Cook is one of only 10 people in the country this year to have received the fellowship that comes with a $38,000 stipend, up to $12,000 toward tuition and up to 50,000 unit hours on the powerful Blue Waters computing system, whose speed equates to a thousand trillion operations per second, making massive computational projects possible. At peak speed it is almost 3 million times faster than the average laptop.
“The number isn't as important as the fact that we are given space on the machine,” Cook says. “This will make a big difference to my research. Blue Waters wasn’t designed to be the fastest, it was designed to answer big questions.”
Cook’s questions stem in part from her work in the Great Bay estuary, New Hampshire’s largest, where she is looking at bed shear stress (the way currents transfer energy to the estuary bed) and nutrient fluctuations from the sediment. A next step is to create a map with very fine resolution and detail to better understand those influences. To do so demands a powerful computer like Blue Waters.
"Blue Waters wasn’t designed to be the fastest, it was designed to answer big questions.”
“It’s not going to solve all the problems, but it’s a tremendous resource,” she says of the supercomputer. “I’m at a point where the model is running really well, but we need higher resolution, which demands higher computational resources.”
Computer numerical models can provide answers to questions that otherwise might not be known. The simulations help her understand the structure of tides in estuarine environments like Great Bay, particularly the transition from deep tidal channels onto large mudflats or salt marshes.
“The tides are very strong in the Gulf of Maine; in the Piscataqua River, in particular, the currents can be as fast as 2 meters per second and the tides can vary by as much as 2 meters depending on the time of the month. That’s moving things in a very different way,” Cook says.
Researchers across the country use the power of Blue Waters to tackle a wide range of challenging problems, from astronomy to molecular dynamics. Support for the supercomputer comes from the National Science Foundation and the University of Illinois.
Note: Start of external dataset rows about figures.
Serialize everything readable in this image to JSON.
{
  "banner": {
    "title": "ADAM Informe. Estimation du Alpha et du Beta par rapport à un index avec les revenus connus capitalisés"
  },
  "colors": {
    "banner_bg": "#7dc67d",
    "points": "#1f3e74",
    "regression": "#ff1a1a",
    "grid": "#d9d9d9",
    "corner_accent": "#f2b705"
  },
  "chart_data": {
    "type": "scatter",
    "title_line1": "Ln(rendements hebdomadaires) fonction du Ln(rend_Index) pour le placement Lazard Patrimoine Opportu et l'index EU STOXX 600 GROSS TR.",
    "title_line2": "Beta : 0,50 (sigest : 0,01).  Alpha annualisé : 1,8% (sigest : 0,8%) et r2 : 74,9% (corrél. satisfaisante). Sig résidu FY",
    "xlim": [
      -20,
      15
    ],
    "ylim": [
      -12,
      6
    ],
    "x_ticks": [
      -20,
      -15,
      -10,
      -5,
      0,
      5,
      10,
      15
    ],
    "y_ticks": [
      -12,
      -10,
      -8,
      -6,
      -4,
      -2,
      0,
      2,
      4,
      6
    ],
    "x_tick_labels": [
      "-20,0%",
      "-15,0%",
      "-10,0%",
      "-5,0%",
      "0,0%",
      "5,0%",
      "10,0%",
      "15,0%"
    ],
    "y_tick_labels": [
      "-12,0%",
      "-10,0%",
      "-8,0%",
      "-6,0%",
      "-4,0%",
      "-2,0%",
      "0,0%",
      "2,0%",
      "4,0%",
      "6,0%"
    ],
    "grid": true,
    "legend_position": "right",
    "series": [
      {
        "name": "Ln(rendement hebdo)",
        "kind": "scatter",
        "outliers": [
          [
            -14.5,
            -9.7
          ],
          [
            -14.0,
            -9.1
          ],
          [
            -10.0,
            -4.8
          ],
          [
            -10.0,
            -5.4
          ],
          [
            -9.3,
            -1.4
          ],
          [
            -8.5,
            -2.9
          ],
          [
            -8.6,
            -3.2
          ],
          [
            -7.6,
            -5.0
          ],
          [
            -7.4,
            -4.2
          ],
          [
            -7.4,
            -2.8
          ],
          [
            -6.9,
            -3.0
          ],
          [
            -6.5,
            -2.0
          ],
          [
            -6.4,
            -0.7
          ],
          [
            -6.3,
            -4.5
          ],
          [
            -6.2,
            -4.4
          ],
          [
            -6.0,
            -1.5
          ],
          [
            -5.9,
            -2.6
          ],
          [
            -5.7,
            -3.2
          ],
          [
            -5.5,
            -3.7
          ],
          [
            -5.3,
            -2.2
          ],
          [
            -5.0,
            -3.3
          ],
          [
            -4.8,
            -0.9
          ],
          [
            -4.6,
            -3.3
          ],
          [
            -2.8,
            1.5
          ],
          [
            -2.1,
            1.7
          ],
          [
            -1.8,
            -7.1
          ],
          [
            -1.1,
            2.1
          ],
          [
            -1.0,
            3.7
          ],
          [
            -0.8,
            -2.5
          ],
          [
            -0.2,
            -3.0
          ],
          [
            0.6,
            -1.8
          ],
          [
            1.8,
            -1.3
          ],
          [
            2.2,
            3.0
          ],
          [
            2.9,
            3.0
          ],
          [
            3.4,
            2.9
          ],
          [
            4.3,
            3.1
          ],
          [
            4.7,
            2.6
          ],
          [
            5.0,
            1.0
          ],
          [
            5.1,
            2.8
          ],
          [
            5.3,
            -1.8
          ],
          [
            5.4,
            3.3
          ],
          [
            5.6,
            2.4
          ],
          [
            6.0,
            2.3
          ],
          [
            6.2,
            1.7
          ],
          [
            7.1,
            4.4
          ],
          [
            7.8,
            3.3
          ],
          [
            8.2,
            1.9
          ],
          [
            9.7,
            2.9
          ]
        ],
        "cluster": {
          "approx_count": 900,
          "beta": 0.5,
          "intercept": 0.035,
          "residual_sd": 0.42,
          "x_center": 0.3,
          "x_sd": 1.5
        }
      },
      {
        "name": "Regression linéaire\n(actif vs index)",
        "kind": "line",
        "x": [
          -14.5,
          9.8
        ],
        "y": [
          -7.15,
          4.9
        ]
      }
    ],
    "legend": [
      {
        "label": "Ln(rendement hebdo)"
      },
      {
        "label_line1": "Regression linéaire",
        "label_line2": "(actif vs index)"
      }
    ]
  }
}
The graduate fellowship program, now in its fourth year, makes awards to outstanding Ph.D. students who are incorporating high performance computing and data analysis into their research.
“My goal is to help answer scientific questions that will eventually aid local government in setting policies, developing strategies and solving societal issues,” Cook says. “Supercomputers and numerical models are powerful tools, and access to Blue Waters and the support they supply will be invaluable to solving some of the problems that still exist in estuaries like the Great Bay.”